Beşinci pazartesi olan görüşmede,  Todd meselesini konuşmak için İK da çalışan Kim'in yanına gittim. Onunla yaptığım konuşmadan sonra, Tood u çıkarmaktan başka çaremiz olmadığına karar verdik. Bununla ilgili bir kaç kere prova yaptık. Todd bu kadar ufak bir konudan dolayı onu işten çıkarmama çok şaşırdığını ve beni onu anlamamamdan dolayı merhametsiz olmakla suçladı. Daha da ileri giderek onsuz takımın ayakta kalamayacağını ve benden çok onun işleri yürüttüğünü iletti. En sonunda Todd ile yolları ayırdık. Sonra ekiple bir araya geldim ve Todd sonrası oluşan açığı hep beraber çalışarak gidermemiz gerektiğini ilettim. Toplantıda şaşırdığım bir şey oldu. Gruptaki orta yıldızlardan bazıları artık Todd'un içki içmesini saklamalarına gerek olmadığını ve ferahladıklarını ifade ettiler. Bu sorunu benden başka bilenler olduğunu da öğrenmiş oldum.Todd'un ayrılması bir takım sorunlar oluşturdu ise de, üzerinden gelmeyi başardık. Kim hızlıca yeni adaylar ayarlayarak 20 adet görüşme ayarladı.

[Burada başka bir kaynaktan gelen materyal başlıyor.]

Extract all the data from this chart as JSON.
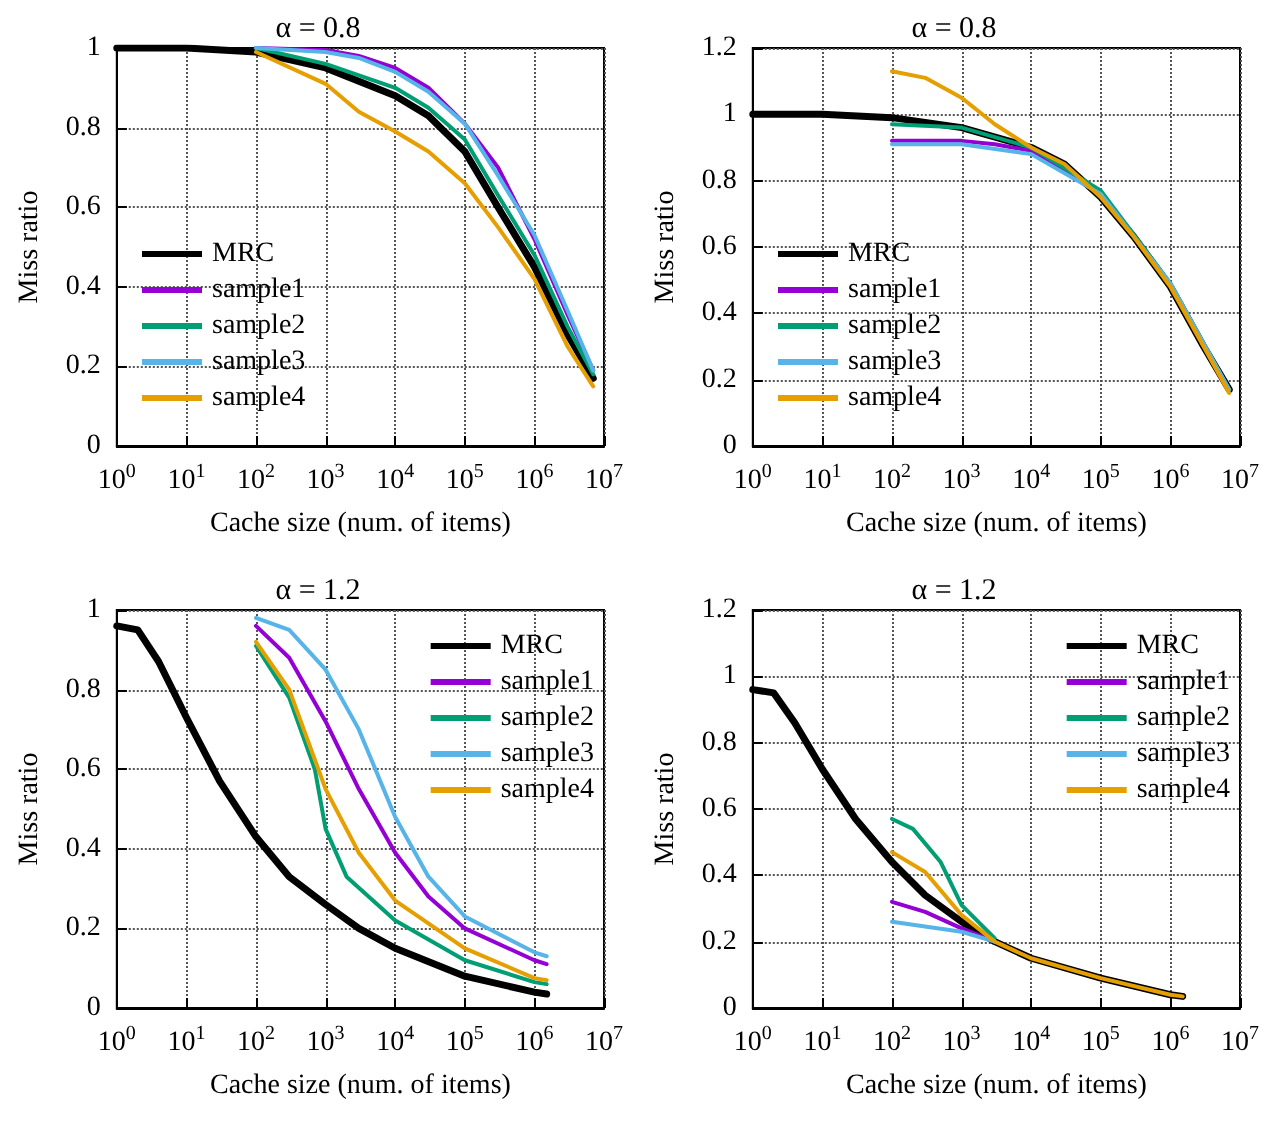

Konuşma sırası Tony'deydi. Zor da olsa doğruyu yaptın Jeff, seninle gurur duyuyorum dedi. Firma için en önemli konunun insanlar olduğunu söyledi. Tony, firmanın en önemli varlığı, takımında doğru insanların yer almasıdır dedi. Şayet takımında doğru insanlar varsa, başarılı olma şansın çok yüksektir. Firmanda olabilecek en büyük problem ise takımında yanlış insanların olmasıdır. Bir lider olarak senin yapman gereken en önemli şey, doğru elemanı işe almandır. Zayıf ve etkin olmayan insanlarla, kuvvetli ve etkin bir takım oluşturamazsın. Şu anda 3 kişiye ihtiyacın var. Alacağın 3 doğru insan ile, takımında büyük farklılık yakalayabilirsin. Doğru insanları seçmekle, takımına çeşitlilik getirebilir, yeni fikirler üretebilir, taze enerji ve canlılık katabilirsin. Bu üç kişiyi hafta sonuna kadar işe almayı planladığını söyledin. Bana kalırsa bu çok makul değil. İşe eleman alma çetin bir süreç olmalı ve senin takımına girişi bu adaylar için imtiyaz haline getirmelisin. İşe alımı çetin bir süreç haline getirirsen, doğru insanları yönetmek çok daha kolay olur. Mülakatlara iyi bir şekilde hazırlanmalı ve planlı bir şekilde ilerlemelisin. Mülakat yapma sayın az ise, burada hata yapma ihtimalin oluşacaktır. Bu konuda uzmanlardan destek alabilirsin. Açık pozisyonlar senin hem zamanını hem enerjini çalar. Bu sebeple bir an evvel o pozisyonları doldurmak isteyeceksin. Ancak bu duygu ile savaşmalı ve yenmelisin.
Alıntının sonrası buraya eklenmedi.